The question is whether Flores will continue to send extra rushers. On Wednesday he talked about the Vikings’ league-high blitz percentage, which is more than 10% higher than anyone else in the NFL according to Pro-Football Reference. That stat is determined by counting any time more than four rushers are sent. He doesn’t quantify it in those terms.

 

“There’s a lot of layers to it,” Flores said. “People talk about blitz and blitz percentages. I may see it a little bit differently. There’s run pressures, there’s max blitzes, there’s fire pressures, there’s fire zones — we’ve done all of them over the course of the year.”

 

Against the blitz, Purdy has done well. His QB rating is a shade over 100 and he’s averaging 7.0 yards per attempt. But there is some weakness there. Opposing teams have come after him 45% of the time and he has a higher turnover-worthy play and sack rate.
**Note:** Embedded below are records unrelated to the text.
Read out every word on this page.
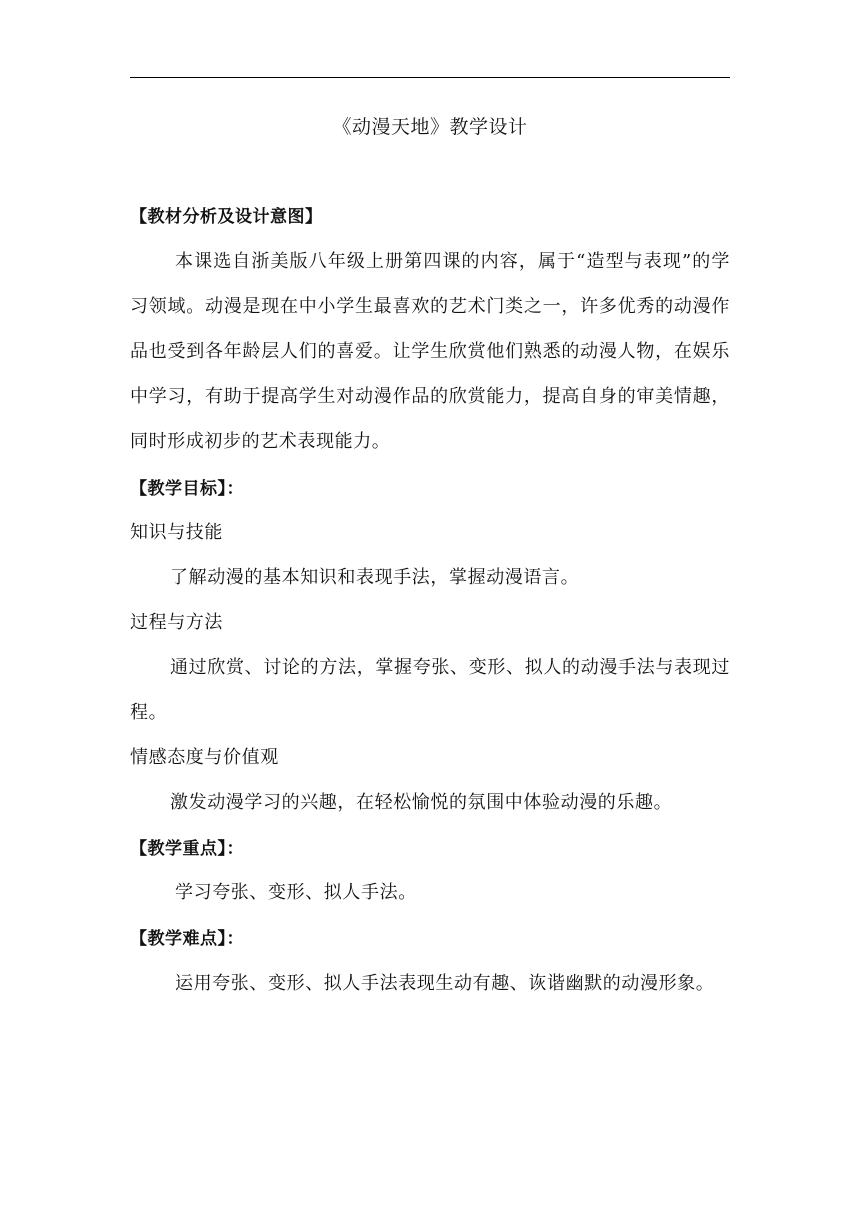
《动漫天地》教学设计
【教材分析及设计意图】
本课选自浙美版八年级上册第四课的内容，属于“造型与表现”的学习领域。动漫是现在中小学生最喜欢的艺术门类之一，许多优秀的动漫作品也受到各年龄层人们的喜爱。让学生欣赏他们熟悉的动漫人物，在娱乐中学习，有助于提高学生对动漫作品的欣赏能力，提高自身的审美情趣，同时形成初步的艺术表现能力。
【教学目标】：
知识与技能
了解动漫的基本知识和表现手法，掌握动漫语言。
过程与方法
通过欣赏、讨论的方法，掌握夸张、变形、拟人的动漫手法与表现过程。
情感态度与价值观
激发动漫学习的兴趣，在轻松愉悦的氛围中体验动漫的乐趣。
【教学重点】：
学习夸张、变形、拟人手法。
【教学难点】：
运用夸张、变形、拟人手法表现生动有趣、诙谐幽默的动漫形象。
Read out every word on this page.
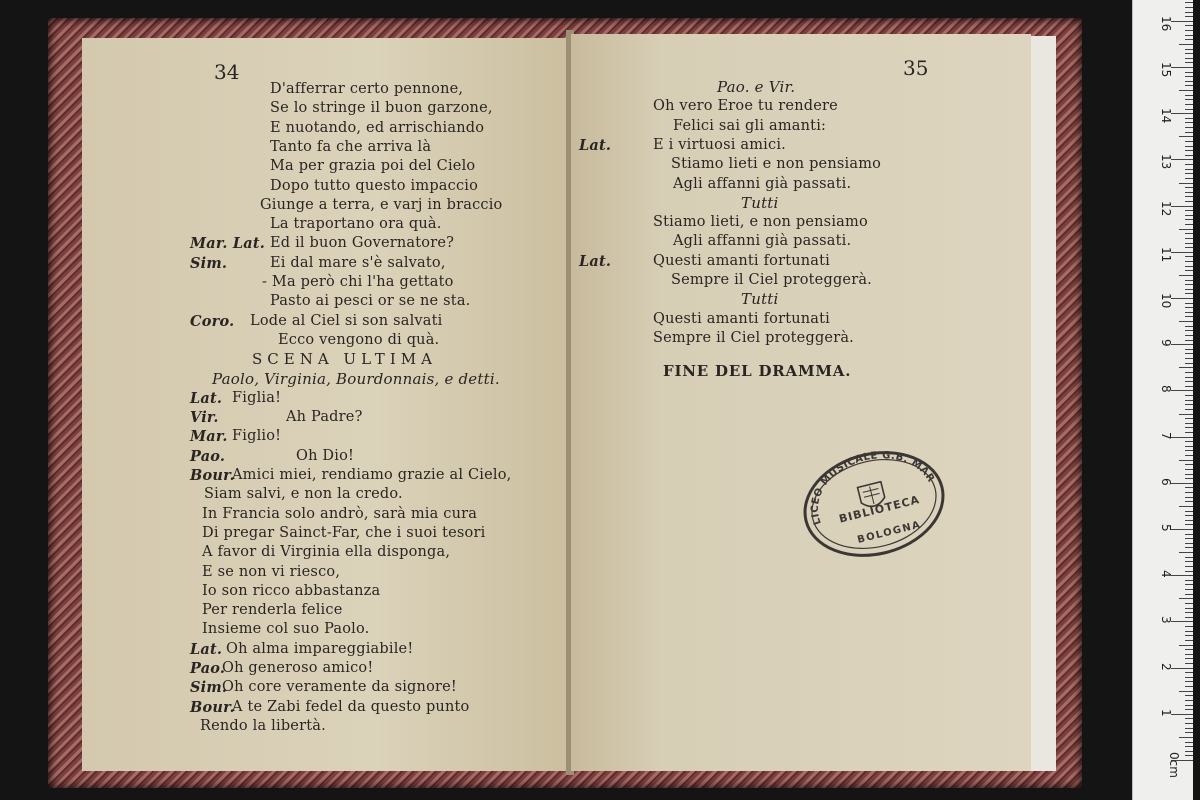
34
D'afferrar certo pennone,
Se lo stringe il buon garzone,
E nuotando, ed arrischiando
Tanto fa che arriva là
Ma per grazia poi del Cielo
Dopo tutto questo impaccio
Giunge a terra, e varj in braccio
La traportano ora quà.
Mar. Lat. Ed il buon Governatore?
Sim.	Ei dal mare s'è salvato,
- Ma però chi l'ha gettato
Pasto ai pesci or se ne sta.
Coro. Lode al Ciel si son salvati
Ecco vengono di quà.
SCENA ULTIMA
Paolo, Virginia, Bourdonnais, e detti.
Lat. Figlia!
Vir.	Ah Padre?
Mar. Figlio!
Pao.	Oh Dio!
Bour.
Amici miei, rendiamo grazie al Cielo,
Siam salvi, e non la credo.
In Francia solo andrò, sarà mia cura
Di pregar Sainct-Far, che i suoi tesori
A favor di Virginia ella disponga,
E se non vi riesco,
Io son ricco abbastanza
Per renderla felice
Insieme col suo Paolo.
Lat. Oh alma impareggiabile!
Pao.
Oh generoso amico!
Sim.
Oh core veramente da signore!
Bour.
A te Zabi fedel da questo punto
Rendo la libertà.
35
Pao. e Vir.
Oh vero Eroe tu rendere
Felici sai gli amanti:
Lat.	E i virtuosi amici.
Stiamo lieti e non pensiamo
Agli affanni già passati.
Tutti
Stiamo lieti, e non pensiamo
Agli affanni già passati.
Lat.	Questi amanti fortunati
Sempre il Ciel proteggerà.
Tutti
Questi amanti fortunati
Sempre il Ciel proteggerà.
FINE DEL DRAMMA.
LICEO MUSICALE G.B. MARTINI
BIBLIOTECA
BOLOGNA
0cm
1
2
3
4
5
6
7
8
9
10
11
12
13
14
15
16
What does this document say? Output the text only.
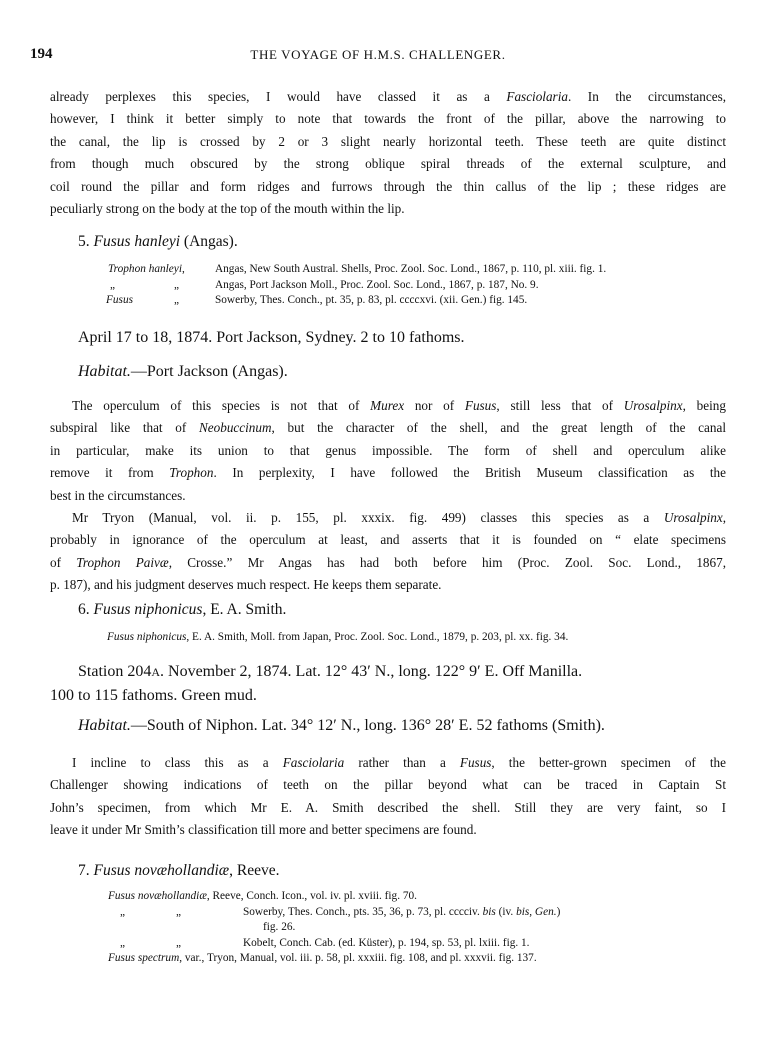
194	THE VOYAGE OF H.M.S. CHALLENGER.
already perplexes this species, I would have classed it as a Fasciolaria. In the circumstances,
however, I think it better simply to note that towards the front of the pillar, above the narrowing to
the canal, the lip is crossed by 2 or 3 slight nearly horizontal teeth. These teeth are quite distinct
from though much obscured by the strong oblique spiral threads of the external sculpture, and
coil round the pillar and form ridges and furrows through the thin callus of the lip ; these ridges are
peculiarly strong on the body at the top of the mouth within the lip.
5. Fusus hanleyi (Angas).
Trophon hanleyi,	Angas, New South Austral. Shells, Proc. Zool. Soc. Lond., 1867, p. 110, pl. xiii. fig. 1.
„	„	Angas, Port Jackson Moll., Proc. Zool. Soc. Lond., 1867, p. 187, No. 9.
Fusus	„	Sowerby, Thes. Conch., pt. 35, p. 83, pl. ccccxvi. (xii. Gen.) fig. 145.
April 17 to 18, 1874. Port Jackson, Sydney. 2 to 10 fathoms.
Habitat.—Port Jackson (Angas).
The operculum of this species is not that of Murex nor of Fusus, still less that of Urosalpinx, being
subspiral like that of Neobuccinum, but the character of the shell, and the great length of the canal
in particular, make its union to that genus impossible. The form of shell and operculum alike
remove it from Trophon. In perplexity, I have followed the British Museum classification as the
best in the circumstances.
Mr Tryon (Manual, vol. ii. p. 155, pl. xxxix. fig. 499) classes this species as a Urosalpinx,
probably in ignorance of the operculum at least, and asserts that it is founded on “ elate specimens
of Trophon Paivæ, Crosse.” Mr Angas has had both before him (Proc. Zool. Soc. Lond., 1867,
p. 187), and his judgment deserves much respect. He keeps them separate.
6. Fusus niphonicus, E. A. Smith.
Fusus niphonicus, E. A. Smith, Moll. from Japan, Proc. Zool. Soc. Lond., 1879, p. 203, pl. xx. fig. 34.
Station 204A. November 2, 1874. Lat. 12° 43′ N., long. 122° 9′ E. Off Manilla.
100 to 115 fathoms. Green mud.
Habitat.—South of Niphon. Lat. 34° 12′ N., long. 136° 28′ E. 52 fathoms (Smith).
I incline to class this as a Fasciolaria rather than a Fusus, the better-grown specimen of the
Challenger showing indications of teeth on the pillar beyond what can be traced in Captain St
John’s specimen, from which Mr E. A. Smith described the shell. Still they are very faint, so I
leave it under Mr Smith’s classification till more and better specimens are found.
7. Fusus novæhollandiæ, Reeve.
Fusus novæhollandiæ, Reeve, Conch. Icon., vol. iv. pl. xviii. fig. 70.
„	„	Sowerby, Thes. Conch., pts. 35, 36, p. 73, pl. cccciv. bis (iv. bis, Gen.)
fig. 26.
„	„	Kobelt, Conch. Cab. (ed. Küster), p. 194, sp. 53, pl. lxiii. fig. 1.
Fusus spectrum, var., Tryon, Manual, vol. iii. p. 58, pl. xxxiii. fig. 108, and pl. xxxvii. fig. 137.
His completion percentage also drops from 75% to 58%.

 

“For a team like this there are spots where you’d like to [blitz] in the run game and there’s other times you don’t want to do it, that could be because of their play-pass game,” Flores said. “Players are part of that as well. Do we want to leave them out there, will the pressure get there? If it doesn’t work then we left them out there and if it does then we haven’t let them out there. There’s decisions that have to be made and we try to — based on formation, down-and-distance, send it in the most advantageous spots.”

 

The Vikings defensive coordinator had Jimmy Garoppolo’s head spinning the last time he faced Shanahan’s offense in 2020. Jimmy G threw two interceptions and the Dolphins rolled to a 43-17 victory. That doesn’t mean he’s taking Shanahan’s prowess lightly.

 

“Kyle has done this for a long time and has seen every front structure, every coverage, every concept, every blitz and has an answer for all of those.”

 

Flores’ group is showing signs of life under his hyper aggressive style. They are 10th in yards per play versus 29th last season. They are in the middle of the pack in other rate stats like yards per drive (18th) and scoring percentage allowed (19th), which are big gains from one of the NFL’s worst D’s in 2022.

 

But the blitz is just one part of what he’s done to improve the Vikings’ defense. He has also used all kinds of different personnel packages and alignments to challenge opponents. There is no player who better demonstrates this than safety Josh Metellus, who is a true hybrid player, who has taken 171 snaps in the box or on the D-line and 167 as a slot defender. He leads all safeties in QB pressures with 10. The next highest is Kyle Hamilton with seven.

 

“I try to talk to our staff about, this is the type of player we’re looking for in this grouping,” Flores said. “[Defensive backs coach Daronte Jones] did a great job of saying that he’d been with Metellus for some time here and he can do this, this, this, this and this, and I’m like, ‘he can do all those things?’ Thankfully Daronte was right. Just from a capacity standpoint he understands the game almost to a coach’s level.”

 

Metellus isn’t the only one moving all over the field. Harrison Smith has taken more snaps in the box than as a deep safety and Cam Bynum has moved up to the box on 76 snaps through six games, on pace to clear his mark from last season by about Week 13.

 

We have seen D-line alignments that include Danielle Hunter and another outside linebacker on the same side or an edge rusher over the center. Opposing offenses have to identify where everyone is going to be and who’s on the field on every play.

 

As great as the X’s and O’s battle is between two top coaches at their craft, Flores has a reminder for his team: Scheme is great but only if it comes along with all the classic pad-popping football elements as well. Toughness always plays a role when matching up with the 49ers.

 

“If there is a [49ers] player on the field, that player is physical and we have to match that physicality,” Flores said. “I’ve known Kyle a long time and I know he’s preaching that day after day after day. Everybody knows that. They are going to bring a physical style and we have to match it.”